After the war, Sequoyah moved to Alabama and began experimenting with an ideographic approach to written Cherokee, in which each word was a symbol, but he abandoned it because it was cumbersome and too difficult to learn. Ultimately, he hit upon 86 letters that expressed specific sounds, each letter represented by symbols borrowed from Greek, Hebrew, and English. Later whittled down to 85 symbols, the Sequoyah syllabary was not just a creative triumph, but a new means of self-governance and cultural memory: By 1827, the Cherokee had a written constitution, and everything from hunting guidance to sacred chants could be recorded for posterity. Cherokee PhoenixThe first original newspaper in the United States, printed off the presses in 1828, using their symbols. Others followed.

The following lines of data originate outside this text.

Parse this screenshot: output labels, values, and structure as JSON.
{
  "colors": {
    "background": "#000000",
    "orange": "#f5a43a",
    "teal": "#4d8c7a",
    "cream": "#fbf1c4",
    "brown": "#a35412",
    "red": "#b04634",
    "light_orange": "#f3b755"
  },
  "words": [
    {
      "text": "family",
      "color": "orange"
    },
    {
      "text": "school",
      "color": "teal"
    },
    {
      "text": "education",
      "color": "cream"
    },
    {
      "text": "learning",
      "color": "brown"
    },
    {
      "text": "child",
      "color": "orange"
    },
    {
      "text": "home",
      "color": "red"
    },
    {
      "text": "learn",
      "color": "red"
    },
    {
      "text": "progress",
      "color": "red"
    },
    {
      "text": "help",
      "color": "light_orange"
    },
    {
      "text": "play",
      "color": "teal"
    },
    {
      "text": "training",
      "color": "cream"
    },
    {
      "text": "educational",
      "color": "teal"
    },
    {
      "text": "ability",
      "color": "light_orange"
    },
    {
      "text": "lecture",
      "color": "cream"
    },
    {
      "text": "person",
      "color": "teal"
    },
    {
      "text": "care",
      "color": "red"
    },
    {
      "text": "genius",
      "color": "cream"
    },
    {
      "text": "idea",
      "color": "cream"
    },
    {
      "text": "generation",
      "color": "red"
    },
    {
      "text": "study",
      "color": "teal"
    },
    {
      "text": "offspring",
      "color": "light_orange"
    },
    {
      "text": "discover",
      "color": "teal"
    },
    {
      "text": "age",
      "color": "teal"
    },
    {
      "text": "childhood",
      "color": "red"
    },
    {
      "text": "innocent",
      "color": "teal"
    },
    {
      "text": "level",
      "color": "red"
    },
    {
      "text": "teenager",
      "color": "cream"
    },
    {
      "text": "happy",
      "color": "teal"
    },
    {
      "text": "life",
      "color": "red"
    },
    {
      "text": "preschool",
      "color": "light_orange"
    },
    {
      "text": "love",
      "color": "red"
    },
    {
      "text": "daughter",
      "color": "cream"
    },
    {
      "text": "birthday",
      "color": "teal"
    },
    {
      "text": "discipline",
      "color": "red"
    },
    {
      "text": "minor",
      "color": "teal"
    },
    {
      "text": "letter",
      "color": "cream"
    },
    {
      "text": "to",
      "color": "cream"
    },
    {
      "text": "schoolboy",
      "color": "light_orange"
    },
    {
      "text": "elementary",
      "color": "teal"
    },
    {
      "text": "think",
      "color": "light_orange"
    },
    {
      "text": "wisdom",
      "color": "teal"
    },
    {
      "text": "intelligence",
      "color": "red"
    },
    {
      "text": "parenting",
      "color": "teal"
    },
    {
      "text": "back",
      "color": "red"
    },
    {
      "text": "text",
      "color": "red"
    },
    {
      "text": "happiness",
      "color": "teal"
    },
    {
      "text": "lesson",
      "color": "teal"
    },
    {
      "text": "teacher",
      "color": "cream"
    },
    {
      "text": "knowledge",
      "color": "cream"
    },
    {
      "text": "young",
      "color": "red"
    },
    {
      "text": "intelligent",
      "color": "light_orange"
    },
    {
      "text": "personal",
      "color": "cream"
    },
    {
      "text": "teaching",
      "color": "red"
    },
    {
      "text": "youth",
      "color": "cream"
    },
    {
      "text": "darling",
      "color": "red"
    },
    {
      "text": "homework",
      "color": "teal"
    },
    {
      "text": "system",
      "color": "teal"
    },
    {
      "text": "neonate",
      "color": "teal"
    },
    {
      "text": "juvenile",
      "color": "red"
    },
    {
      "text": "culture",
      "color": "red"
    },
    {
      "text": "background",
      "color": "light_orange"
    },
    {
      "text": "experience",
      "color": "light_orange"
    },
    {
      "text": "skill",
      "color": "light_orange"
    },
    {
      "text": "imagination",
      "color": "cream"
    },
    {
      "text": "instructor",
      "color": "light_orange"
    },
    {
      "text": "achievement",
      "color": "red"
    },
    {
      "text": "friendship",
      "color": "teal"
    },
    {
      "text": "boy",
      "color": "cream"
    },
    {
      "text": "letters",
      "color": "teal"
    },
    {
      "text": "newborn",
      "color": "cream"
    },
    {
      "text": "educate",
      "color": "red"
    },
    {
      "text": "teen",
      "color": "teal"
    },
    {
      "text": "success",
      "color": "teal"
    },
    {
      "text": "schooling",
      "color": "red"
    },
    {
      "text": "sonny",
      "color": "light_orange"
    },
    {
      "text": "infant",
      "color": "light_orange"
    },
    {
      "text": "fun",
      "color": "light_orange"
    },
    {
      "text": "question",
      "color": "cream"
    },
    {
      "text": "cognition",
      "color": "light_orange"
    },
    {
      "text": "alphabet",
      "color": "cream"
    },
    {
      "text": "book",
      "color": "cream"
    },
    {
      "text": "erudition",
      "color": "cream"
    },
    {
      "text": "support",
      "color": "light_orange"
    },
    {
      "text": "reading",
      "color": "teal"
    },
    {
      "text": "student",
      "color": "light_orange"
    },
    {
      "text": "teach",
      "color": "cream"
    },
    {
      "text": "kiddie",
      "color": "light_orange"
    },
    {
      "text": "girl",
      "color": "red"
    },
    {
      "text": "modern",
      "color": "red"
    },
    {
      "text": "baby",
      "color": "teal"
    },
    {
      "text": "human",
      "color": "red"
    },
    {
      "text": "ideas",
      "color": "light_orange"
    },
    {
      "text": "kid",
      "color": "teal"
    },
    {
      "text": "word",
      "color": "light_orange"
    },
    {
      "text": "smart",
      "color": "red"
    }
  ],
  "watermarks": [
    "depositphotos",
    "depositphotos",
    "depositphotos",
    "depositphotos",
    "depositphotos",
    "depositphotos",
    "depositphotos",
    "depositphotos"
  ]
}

This course was widely appreciated, as its phonetic accuracy and simplicity made it much easier to understand than English. In 1836 U.S. Treasury Secretary, diplomat, and linguist Albert Gallatin wrote, “The superiority of Gesse’s alphabet is obvious, and has been fully proven by experience.” “The boy learns in a few weeks what it took us two years to learn.” Yet sudden mass literacy did not curb the U.S. government’s growing appetite for the Cherokee homeland in North Carolina, Georgia, Alabama, and Tennessee. Soon after Gallatin made his comments, the government forced thousands of Cherokee to relocate along the Trail of Tears to the area now known as Oklahoma.

Despite this tragedy, the Cherokee carried the course to their new home and perhaps even across the Atlantic. In Liberia, a Cherokee named Austin Curtis, who married into the indigenous Wi community, is said to have used the curriculum to produce a script for the Wi, which inspired written works throughout West Africa. Sequoyah himself moved to Mexico, where he died in 1843.

Today, only a few thousand Cherokee are fluent in the language of their ancestors, so the curriculum is an important tool for protecting Tsalagi culture. Teens use it to send messages to each other; Children’s books use it to convey traditional stories; And official documents and road signs communicate in the way Sequoyah invented – a reminder of how a single person’s talent and perseverance can change the world.

Do you know? Where did Sequoyah go?

It is unclear why Sequoyah moved to Mexico in 1842 when he was 80 years old, but according to an expert at the Cherokee National History Museum, he was probably looking for his fellow Cherokee who had settled there.

Even before their forced removal from the Southeastern United States, many Cherokee settled in East Texas in the early 19th century, which was then under Spanish rule. After Mexican independence and later the fight for Texas independence, these Cherokee lost contact with their countrymen.
Over the years, several attempts have been made to find Sequoyah’s burial site, but none have been successful.